Although Lily's father had made Cherry and Apricot I chose the Blackberry Brandy.  Wine followed.

The conversation was lively.  Lilly doesn't seem to be interested in outside travel  Judy thought perhaps she felt trapped when the siblings went thier own ways and left her with the aging parents.  I didn't pick up on that.  I know she had said before she was 18 she had no interest in the farm or domesticity but then all of a sudden decided that she really enjoyed what has now turned out to be her life.  She has real talent for every thing she chooses to do.

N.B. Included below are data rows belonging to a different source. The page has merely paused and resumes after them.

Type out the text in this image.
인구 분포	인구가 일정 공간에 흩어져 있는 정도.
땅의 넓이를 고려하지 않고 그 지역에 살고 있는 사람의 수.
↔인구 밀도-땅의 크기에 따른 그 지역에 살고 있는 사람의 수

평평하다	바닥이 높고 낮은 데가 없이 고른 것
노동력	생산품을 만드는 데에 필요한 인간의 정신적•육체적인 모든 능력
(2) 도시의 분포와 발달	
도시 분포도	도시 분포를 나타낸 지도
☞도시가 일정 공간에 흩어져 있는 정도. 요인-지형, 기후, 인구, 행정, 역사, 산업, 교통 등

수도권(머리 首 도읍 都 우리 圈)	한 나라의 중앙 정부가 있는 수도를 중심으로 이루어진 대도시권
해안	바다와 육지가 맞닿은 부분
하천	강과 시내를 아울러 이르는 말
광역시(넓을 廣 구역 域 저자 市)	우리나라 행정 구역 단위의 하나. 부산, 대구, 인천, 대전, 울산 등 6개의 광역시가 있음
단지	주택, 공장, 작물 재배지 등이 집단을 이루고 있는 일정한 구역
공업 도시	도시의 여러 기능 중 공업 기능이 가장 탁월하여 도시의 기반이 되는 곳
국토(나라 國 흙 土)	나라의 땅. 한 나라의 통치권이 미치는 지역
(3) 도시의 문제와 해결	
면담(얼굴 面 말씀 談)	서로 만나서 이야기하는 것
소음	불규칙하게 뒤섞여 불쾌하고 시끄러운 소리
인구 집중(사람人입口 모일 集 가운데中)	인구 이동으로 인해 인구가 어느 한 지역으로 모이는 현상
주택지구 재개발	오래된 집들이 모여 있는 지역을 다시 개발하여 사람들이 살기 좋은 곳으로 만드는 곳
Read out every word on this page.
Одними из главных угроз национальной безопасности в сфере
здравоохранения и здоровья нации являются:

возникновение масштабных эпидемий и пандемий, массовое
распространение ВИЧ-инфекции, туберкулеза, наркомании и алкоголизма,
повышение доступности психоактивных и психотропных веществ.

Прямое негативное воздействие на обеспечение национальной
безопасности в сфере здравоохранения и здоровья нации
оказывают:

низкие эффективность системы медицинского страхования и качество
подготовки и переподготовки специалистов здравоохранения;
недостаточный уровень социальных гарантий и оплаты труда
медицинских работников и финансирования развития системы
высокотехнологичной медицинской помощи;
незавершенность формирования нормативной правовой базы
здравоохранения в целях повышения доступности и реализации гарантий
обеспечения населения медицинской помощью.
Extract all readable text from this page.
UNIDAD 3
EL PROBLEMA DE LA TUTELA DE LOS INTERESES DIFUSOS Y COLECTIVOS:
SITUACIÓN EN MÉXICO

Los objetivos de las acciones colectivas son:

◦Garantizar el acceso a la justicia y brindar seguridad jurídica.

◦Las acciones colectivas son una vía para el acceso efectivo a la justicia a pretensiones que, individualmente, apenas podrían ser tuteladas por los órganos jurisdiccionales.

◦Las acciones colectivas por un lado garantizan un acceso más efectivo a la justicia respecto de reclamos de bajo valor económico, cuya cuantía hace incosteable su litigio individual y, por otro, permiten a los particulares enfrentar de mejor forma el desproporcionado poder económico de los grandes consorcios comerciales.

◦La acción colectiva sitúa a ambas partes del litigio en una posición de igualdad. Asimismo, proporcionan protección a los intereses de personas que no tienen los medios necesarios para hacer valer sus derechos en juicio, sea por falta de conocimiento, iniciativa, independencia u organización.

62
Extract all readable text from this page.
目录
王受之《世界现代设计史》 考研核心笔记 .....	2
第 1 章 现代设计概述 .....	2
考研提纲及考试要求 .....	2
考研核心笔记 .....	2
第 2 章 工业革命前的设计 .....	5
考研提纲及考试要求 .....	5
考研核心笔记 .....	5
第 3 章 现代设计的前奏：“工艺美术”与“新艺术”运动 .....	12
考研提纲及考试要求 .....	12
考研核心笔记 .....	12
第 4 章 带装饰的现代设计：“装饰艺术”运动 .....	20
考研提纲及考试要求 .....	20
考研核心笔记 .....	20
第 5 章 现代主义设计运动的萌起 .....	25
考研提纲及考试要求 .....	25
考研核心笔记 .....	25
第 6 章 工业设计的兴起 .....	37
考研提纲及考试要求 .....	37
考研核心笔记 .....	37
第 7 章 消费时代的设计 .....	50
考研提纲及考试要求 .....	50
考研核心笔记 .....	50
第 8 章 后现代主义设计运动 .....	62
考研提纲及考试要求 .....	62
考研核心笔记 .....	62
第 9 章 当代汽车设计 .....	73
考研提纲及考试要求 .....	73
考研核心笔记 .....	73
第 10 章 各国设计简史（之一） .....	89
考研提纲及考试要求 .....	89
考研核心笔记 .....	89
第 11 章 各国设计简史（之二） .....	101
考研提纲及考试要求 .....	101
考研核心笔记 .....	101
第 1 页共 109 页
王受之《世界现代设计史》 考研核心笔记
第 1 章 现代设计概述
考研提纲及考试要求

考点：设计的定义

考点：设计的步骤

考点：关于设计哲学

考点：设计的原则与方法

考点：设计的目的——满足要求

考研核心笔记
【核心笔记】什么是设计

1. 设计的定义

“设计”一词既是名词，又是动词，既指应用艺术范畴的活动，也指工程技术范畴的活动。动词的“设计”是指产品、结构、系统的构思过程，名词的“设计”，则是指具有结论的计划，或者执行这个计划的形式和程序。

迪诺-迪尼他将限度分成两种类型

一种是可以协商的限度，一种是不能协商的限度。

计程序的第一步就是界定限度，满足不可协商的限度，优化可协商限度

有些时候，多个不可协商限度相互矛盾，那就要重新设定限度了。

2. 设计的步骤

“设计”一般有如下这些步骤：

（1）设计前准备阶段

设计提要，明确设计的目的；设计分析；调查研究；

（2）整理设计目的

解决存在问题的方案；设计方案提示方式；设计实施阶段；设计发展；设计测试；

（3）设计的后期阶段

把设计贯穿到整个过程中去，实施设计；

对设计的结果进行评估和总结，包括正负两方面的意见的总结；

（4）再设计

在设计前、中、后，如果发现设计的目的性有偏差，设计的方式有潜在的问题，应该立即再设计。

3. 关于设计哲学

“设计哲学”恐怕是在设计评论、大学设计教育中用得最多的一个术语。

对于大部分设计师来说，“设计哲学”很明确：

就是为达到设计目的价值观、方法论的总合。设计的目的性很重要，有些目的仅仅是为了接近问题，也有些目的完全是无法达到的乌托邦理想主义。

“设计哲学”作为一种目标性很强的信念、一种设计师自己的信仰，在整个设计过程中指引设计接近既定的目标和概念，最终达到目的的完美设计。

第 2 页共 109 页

Also since part of our assignment was to find out about life during the Homeland War it was a short discussion.  In this part of Croatia UN troops kept the peace.  There was a ten pm curfew which if they wanted to stay out they went by the back yards instead on the front sidewalk.  Her dad nor any of the men from the area were called to serve.  Maybe because it is closer to Serbia so could they be faithful fighting against them

It was a wonderful lending to a very busy and great day.